The positive cast should be balanced inverted before the medial heel skive is skived into the cast. Balancing the positive cast inverted is a standard modification in those patients receiving a medial heel skive since balancing the cast inverted will increase the medial longitudinal arch height of the orthosis which also aids in shifting the orthosis reaction force medial in the midfoot to increase the external subtalar supination moments from the orthoses. Hope this helps.

 

Ian:

Keep up the fine work and congratulations on your outstanding knowledge in these subjects.

 

Robert:

Yes, of course Dave is correct in that the inertial component of the system in question is always something that should be considered and certainly will be more important if the segment has greater mass or the segment is being accelerated more rapidly. However, often times the inertial component of the foot segments during the stance phase of gait can be essentially ignored with only a slight loss of accuracy since the foot is of low mass relative to the mass of the rest of the body and the accelerations of the foot segments are normally low during stance phase.

Because of the added complexity of systems in motion, you will note, Robert, that I have always used static analyses in my papers and books in order to simplify the concepts for the non-engineer clinicians that I am trying to educate. Static analyses of the foot and lower extremity joints are much simpler to understand since the inertial components of the foot and lower extremity segments may be completely ignored. The reason that I chose static analyses is that I believed that once the clinician completely understood the concepts of my static analyses of the foot and lower extremity, then they would be better able to understand the more complex dynamics of the foot and lower extremity as time went on.

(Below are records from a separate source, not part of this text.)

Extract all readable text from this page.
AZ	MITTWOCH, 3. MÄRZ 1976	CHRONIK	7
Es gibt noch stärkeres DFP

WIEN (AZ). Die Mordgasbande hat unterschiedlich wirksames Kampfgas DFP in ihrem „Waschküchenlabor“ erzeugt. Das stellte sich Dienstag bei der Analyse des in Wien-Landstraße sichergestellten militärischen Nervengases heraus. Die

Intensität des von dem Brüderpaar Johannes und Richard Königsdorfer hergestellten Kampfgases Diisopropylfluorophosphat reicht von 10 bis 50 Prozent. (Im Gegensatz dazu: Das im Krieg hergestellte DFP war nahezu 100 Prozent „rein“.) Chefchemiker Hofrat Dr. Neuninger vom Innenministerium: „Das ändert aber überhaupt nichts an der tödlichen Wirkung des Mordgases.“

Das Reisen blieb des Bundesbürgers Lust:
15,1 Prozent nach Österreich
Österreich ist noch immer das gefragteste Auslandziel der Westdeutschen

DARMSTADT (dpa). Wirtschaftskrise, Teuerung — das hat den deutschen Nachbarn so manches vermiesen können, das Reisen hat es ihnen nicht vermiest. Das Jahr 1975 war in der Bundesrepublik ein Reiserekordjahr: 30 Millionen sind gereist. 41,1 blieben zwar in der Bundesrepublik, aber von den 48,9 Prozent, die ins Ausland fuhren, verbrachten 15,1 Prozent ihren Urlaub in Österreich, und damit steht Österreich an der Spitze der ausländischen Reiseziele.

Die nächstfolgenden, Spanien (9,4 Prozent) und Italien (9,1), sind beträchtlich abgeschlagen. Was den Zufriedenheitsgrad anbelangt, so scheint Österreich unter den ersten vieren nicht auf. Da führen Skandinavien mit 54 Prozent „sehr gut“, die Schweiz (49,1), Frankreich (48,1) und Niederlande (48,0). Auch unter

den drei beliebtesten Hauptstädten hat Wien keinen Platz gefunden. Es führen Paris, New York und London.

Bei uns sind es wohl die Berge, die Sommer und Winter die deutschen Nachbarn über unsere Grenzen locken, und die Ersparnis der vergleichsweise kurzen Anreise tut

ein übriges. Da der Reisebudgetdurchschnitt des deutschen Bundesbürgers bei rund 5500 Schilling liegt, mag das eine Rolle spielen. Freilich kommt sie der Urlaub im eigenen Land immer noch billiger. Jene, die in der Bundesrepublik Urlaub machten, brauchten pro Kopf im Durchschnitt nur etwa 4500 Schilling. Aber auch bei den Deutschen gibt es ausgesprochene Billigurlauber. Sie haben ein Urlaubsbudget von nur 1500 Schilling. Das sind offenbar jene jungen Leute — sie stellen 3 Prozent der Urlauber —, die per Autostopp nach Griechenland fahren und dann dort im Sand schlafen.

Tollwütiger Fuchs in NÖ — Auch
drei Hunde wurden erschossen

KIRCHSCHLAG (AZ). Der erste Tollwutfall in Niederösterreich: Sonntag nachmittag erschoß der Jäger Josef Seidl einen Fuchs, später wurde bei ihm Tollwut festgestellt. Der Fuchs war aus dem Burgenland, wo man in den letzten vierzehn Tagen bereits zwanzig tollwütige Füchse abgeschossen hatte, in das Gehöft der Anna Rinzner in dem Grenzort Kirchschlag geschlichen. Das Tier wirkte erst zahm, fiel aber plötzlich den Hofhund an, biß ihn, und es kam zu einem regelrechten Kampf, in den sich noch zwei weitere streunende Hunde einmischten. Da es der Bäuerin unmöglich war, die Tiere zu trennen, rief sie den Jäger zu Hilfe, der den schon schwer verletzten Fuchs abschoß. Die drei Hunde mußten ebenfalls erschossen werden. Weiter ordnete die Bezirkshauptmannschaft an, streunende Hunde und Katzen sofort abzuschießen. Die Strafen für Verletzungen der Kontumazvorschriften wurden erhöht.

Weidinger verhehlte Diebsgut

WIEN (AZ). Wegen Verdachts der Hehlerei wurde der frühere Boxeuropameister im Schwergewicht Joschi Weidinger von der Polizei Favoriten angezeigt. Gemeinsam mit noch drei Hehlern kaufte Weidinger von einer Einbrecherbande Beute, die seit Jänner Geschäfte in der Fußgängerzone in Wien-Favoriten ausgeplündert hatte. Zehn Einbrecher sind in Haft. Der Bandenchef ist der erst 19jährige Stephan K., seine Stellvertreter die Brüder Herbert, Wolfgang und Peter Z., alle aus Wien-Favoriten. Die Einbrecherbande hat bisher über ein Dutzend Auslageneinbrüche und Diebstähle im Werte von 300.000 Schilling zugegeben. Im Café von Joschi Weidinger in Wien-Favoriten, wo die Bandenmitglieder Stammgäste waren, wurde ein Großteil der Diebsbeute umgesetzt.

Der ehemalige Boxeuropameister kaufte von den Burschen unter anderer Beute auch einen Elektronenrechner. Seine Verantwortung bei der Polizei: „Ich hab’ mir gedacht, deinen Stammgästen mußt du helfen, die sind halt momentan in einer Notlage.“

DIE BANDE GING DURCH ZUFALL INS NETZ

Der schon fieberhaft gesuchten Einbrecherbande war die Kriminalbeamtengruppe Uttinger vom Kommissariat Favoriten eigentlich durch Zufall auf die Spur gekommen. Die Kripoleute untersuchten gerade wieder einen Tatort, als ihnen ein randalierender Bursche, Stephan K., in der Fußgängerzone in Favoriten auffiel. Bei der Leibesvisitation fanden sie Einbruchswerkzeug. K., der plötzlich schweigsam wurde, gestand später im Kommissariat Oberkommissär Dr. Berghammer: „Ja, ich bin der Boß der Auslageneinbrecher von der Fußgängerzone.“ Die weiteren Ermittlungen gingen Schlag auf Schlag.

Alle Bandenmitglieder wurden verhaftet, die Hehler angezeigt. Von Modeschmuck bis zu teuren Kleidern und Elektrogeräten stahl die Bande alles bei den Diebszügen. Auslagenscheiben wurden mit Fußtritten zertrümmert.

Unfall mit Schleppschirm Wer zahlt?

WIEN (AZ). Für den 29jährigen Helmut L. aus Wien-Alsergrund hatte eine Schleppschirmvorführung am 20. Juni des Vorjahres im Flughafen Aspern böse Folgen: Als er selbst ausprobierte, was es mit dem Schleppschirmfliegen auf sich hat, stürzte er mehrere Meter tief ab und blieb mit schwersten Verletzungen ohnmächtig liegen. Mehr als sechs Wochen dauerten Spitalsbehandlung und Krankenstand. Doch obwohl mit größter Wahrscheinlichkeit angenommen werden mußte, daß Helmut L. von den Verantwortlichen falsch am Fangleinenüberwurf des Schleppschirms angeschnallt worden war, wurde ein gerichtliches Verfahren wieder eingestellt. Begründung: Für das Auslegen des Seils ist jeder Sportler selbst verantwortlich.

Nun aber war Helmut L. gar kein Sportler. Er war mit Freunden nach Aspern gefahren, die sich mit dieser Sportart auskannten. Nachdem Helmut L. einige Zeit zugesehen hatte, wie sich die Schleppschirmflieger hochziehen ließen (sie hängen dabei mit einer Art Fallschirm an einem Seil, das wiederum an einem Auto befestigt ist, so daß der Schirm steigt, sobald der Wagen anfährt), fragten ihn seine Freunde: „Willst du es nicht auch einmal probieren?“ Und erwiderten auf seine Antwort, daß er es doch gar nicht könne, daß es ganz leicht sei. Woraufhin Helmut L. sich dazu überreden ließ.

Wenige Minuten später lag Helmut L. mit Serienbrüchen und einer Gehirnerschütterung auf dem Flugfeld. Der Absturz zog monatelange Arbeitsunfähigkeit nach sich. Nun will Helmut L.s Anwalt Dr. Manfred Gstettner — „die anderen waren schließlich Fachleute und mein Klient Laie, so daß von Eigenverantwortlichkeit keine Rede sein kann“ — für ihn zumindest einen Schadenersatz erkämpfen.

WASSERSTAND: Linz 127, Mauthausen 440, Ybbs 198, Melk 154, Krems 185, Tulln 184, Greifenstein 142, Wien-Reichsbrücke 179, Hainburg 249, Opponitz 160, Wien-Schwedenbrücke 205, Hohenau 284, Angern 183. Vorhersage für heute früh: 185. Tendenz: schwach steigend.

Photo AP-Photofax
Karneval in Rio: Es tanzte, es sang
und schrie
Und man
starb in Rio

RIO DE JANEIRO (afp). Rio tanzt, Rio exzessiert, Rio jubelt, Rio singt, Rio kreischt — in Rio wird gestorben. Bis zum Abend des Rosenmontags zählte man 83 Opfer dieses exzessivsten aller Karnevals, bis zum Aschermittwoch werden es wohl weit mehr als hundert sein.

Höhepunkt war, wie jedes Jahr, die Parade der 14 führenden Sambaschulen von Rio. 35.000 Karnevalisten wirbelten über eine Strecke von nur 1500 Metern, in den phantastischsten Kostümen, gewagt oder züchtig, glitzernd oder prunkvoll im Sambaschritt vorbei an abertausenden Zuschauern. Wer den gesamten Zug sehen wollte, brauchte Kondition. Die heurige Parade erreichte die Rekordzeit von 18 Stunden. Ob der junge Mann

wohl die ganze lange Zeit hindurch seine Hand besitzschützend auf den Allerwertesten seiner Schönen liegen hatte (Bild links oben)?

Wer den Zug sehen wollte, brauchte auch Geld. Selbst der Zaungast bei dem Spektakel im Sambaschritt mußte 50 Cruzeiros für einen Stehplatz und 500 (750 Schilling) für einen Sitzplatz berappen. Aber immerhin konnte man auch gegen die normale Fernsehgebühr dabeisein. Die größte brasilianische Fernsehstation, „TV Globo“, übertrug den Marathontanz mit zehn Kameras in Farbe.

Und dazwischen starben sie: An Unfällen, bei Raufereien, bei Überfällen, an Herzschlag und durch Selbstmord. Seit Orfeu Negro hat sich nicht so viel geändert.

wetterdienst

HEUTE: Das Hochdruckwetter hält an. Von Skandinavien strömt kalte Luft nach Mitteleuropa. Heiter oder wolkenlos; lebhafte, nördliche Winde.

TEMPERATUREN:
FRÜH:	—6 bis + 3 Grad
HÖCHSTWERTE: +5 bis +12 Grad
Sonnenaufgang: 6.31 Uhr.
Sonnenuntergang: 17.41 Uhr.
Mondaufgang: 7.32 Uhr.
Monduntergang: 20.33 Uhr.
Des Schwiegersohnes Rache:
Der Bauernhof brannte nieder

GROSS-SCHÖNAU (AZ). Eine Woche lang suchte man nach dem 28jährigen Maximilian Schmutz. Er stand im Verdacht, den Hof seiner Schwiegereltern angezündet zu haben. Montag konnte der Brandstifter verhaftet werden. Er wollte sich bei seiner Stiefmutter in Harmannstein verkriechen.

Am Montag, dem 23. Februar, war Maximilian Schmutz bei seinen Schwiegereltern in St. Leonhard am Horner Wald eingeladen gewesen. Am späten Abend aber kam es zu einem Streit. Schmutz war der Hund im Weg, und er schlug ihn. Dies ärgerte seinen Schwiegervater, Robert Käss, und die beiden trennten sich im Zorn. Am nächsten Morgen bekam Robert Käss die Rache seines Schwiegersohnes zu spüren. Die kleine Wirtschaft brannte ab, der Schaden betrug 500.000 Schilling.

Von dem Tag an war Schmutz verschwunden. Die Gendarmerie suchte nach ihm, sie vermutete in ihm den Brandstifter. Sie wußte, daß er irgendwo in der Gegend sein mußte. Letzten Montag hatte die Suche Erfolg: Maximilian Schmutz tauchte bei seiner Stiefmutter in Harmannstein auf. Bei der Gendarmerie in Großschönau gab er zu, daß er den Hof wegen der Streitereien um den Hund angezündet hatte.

And by the way Robert, I am very impressed with your considerable increase in knowledge since you first started contributing here to Podiatry Arena. In addition, I am delighted about your decision to start writing independently on biomechanics topics for the podiatrists of your country. I am looking forward to more valuable contributions from you in the coming years in our understanding of foot and lower extremity biomechanics.

 

Perhaps you are all making assumptions here.

Maybe the correct answer (and the one the professor is looking for) is:
"No, there isn't and why would you anyway?"